Housing sales is collapsing before our eyes as rising interest rates are killing the market which was already very overheated.
Note that even with yesterday's surprise weakening of the housing market it's still very, very far away from bubble levels that would get the Fed worried:
I.e. the housing decline isn't large (yet) in historic terms and it's very far from 'collapsing'.
Also note the currently very low Residential Investments percentage, there's been past recessions where the
bottom of the recession had similar levels as we have today.
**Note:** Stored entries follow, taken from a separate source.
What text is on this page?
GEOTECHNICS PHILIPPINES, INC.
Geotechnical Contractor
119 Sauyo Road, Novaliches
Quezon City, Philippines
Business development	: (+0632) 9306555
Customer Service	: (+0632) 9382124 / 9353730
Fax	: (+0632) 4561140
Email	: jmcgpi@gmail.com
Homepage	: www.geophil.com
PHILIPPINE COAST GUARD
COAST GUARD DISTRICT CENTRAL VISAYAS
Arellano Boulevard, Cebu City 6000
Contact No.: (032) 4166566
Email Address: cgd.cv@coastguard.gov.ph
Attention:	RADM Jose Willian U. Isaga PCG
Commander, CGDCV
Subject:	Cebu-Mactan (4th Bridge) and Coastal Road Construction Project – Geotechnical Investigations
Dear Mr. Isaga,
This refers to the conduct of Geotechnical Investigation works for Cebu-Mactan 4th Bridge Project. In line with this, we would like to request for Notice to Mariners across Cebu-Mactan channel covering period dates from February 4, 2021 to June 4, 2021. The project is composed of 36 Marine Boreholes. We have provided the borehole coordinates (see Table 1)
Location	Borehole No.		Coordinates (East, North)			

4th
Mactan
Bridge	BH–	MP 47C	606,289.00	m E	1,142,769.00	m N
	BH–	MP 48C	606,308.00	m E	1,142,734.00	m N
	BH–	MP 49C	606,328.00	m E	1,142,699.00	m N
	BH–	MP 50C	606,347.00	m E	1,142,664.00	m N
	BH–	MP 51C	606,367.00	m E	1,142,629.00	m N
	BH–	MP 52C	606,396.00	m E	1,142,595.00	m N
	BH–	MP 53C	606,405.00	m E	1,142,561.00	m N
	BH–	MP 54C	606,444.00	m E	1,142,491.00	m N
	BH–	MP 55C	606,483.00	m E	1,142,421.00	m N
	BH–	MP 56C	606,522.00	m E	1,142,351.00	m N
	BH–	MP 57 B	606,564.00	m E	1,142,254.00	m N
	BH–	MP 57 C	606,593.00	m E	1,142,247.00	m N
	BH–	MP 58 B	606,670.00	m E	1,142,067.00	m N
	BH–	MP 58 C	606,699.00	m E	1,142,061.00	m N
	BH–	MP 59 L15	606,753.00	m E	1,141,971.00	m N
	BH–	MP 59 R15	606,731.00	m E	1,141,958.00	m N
I.e. housing has a lot of room to go up, and the economy is far from overheated (tech and finance kind of skewed growth up but that's easily fixed with sector specific market corrections) and it would be surprising to see a broad based economic downturn from here.
Also note the level of drop compared to drops before recessions:
In particular note the 80's and 90's drops that went deeper than the current drop and didn't result in a recession.
My expectation is that the Fed is probably going to slow down with the rate increases a bit to accommodate for the softening of the housing market - or at least tone down the hawkish language a bit, if inflation permits which it does currently.
Of course you never know with the Fed so a recession is still a possible outcome - but it's not a certainty at all at this point.
Also note that compared to traditional automakers Tesla possibly has a lot
higher recession resistance - we might even go as far and declare Tesla's business model counter-cyclical: a recession would allow Tesla to grow
even faster, because they are supply constrained, and because ICE carmakers wouldn't be able to invest into their EV conversion efforts as much, and because fire-sales of ICE car factory buildings and tens of thousands of expert auto workers to hire would speed up Tesla's growth as well.
Now that Tesla has earned enough cash in Q3 alone to pay back the $920m notes in March 2019 I think we can probably lean back and not worry too much about recessions.